Depuis le début de l’été, la France a enregistré près de 120 000 hectares brûlés, ce qui dépasse le record de 2022. La superficie brûlée équivaut à onze fois celle de Paris. Avec une nouvelle vague de chaleur annoncée en septembre, les agriculteurs redoutent une nouvelle propagation des incendies. Pour limiter ces risques, certains ont adopté le pastoralisme, une technique simple et respectueuse de l’environnement.
Dans la commune de Super-Besse, dans le Puy-de-Dôme, des éleveurs laissent paître leurs brebis dans la vallée.

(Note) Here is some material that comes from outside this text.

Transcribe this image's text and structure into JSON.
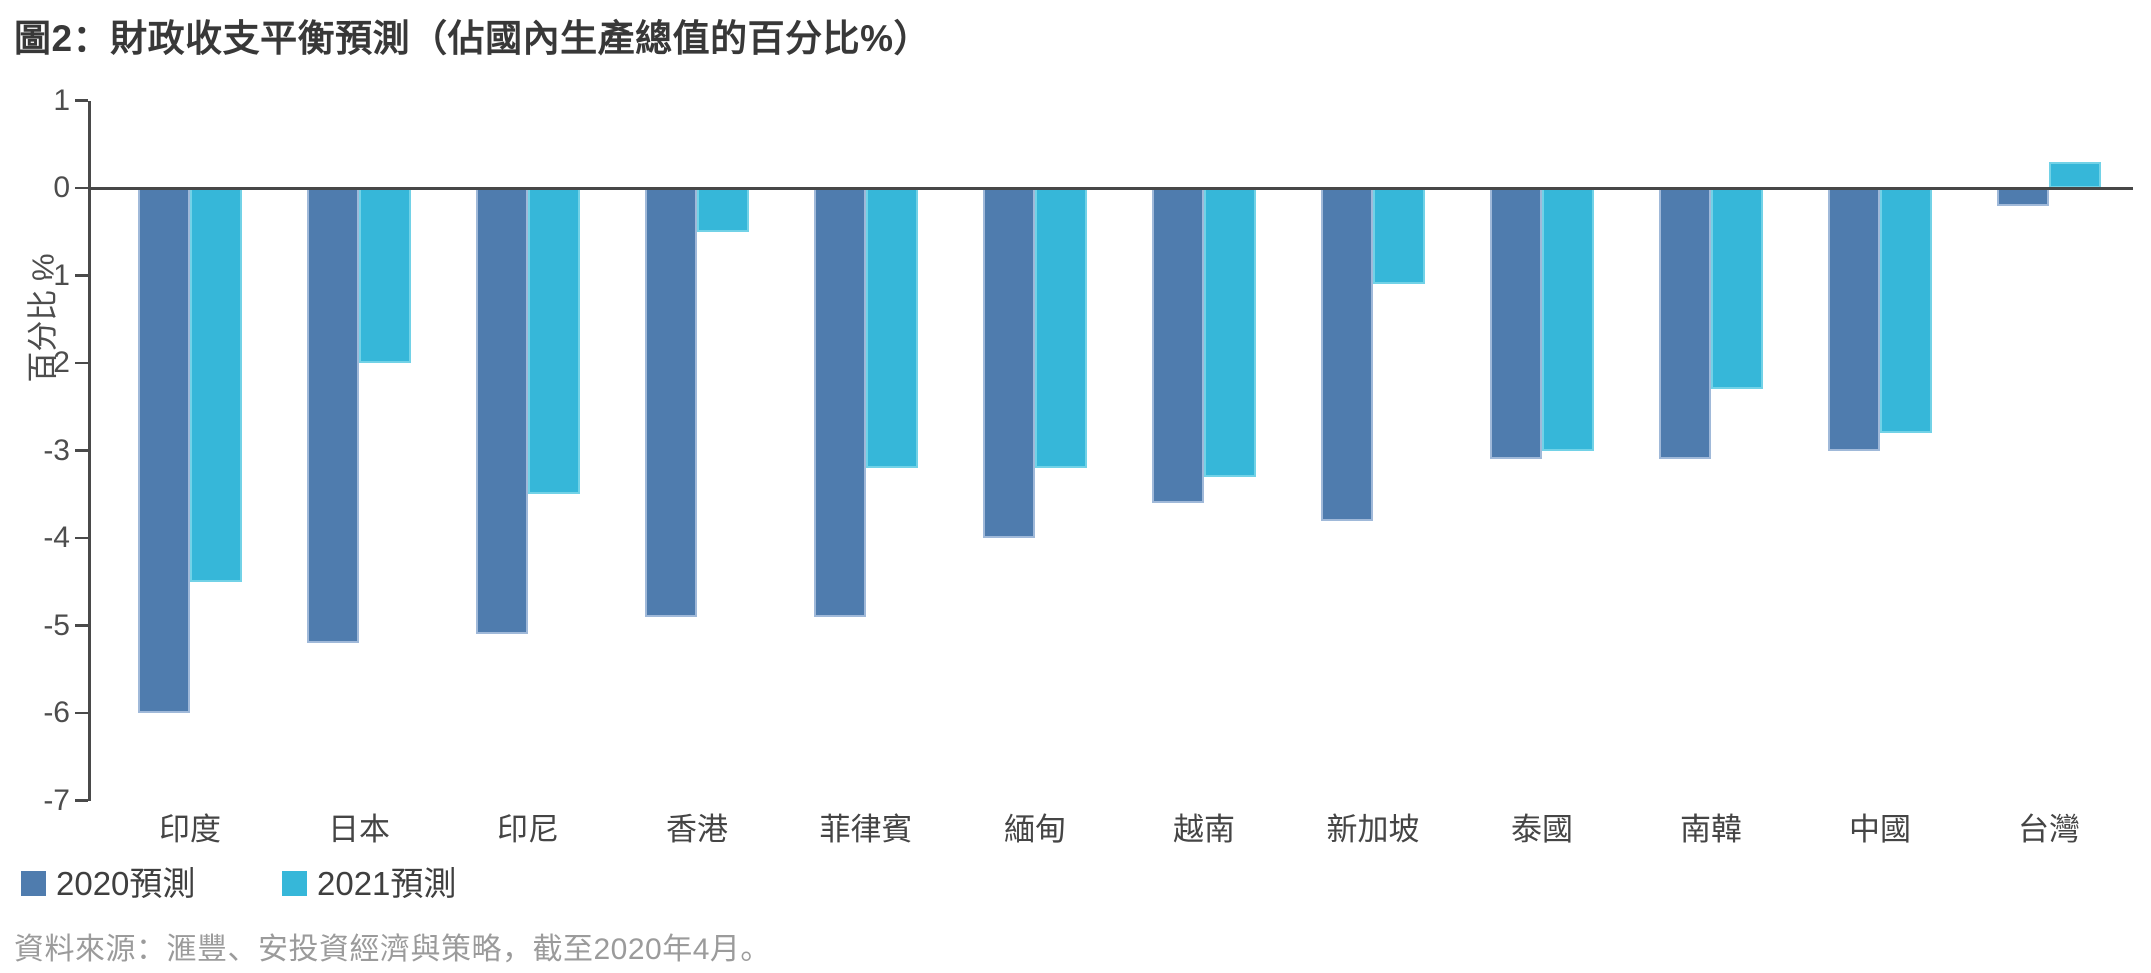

Ces animaux, en troupeau, se nourrissent d’herbes, de buissons et de baies. Grâce à cette pratique, ils participent au nettoyage naturel des terrains en débroussaillant les zones vallonnées. Gérard Noël, éleveur, explique que cette méthode contribue aussi à préserver la biodiversité.
Une pratique en expansion
En France, de plus en plus d’éleveurs adoptent le pastoralisme pour prévenir les incendies. Selon un rapport du Sénat publié en juin, 18 % des exploitations agricoles utilisent cette technique. Cela représente environ 35 000 élevages, couvrant 5,4 millions d’hectares de terres.
Cependant, cette méthode a des effets sur la production. En se nourrissant principalement d’herbe, la viande et le lait produits diminuent en quantité. Frédéric Bichon, éleveur de brebis, souligne qu’il faudrait des aides financières pour compenser la réduction de la production. Il explique que si ses troupeaux doivent aussi entretenir le milieu, cela limite la production de viande et de lait qu’il peut valoriser.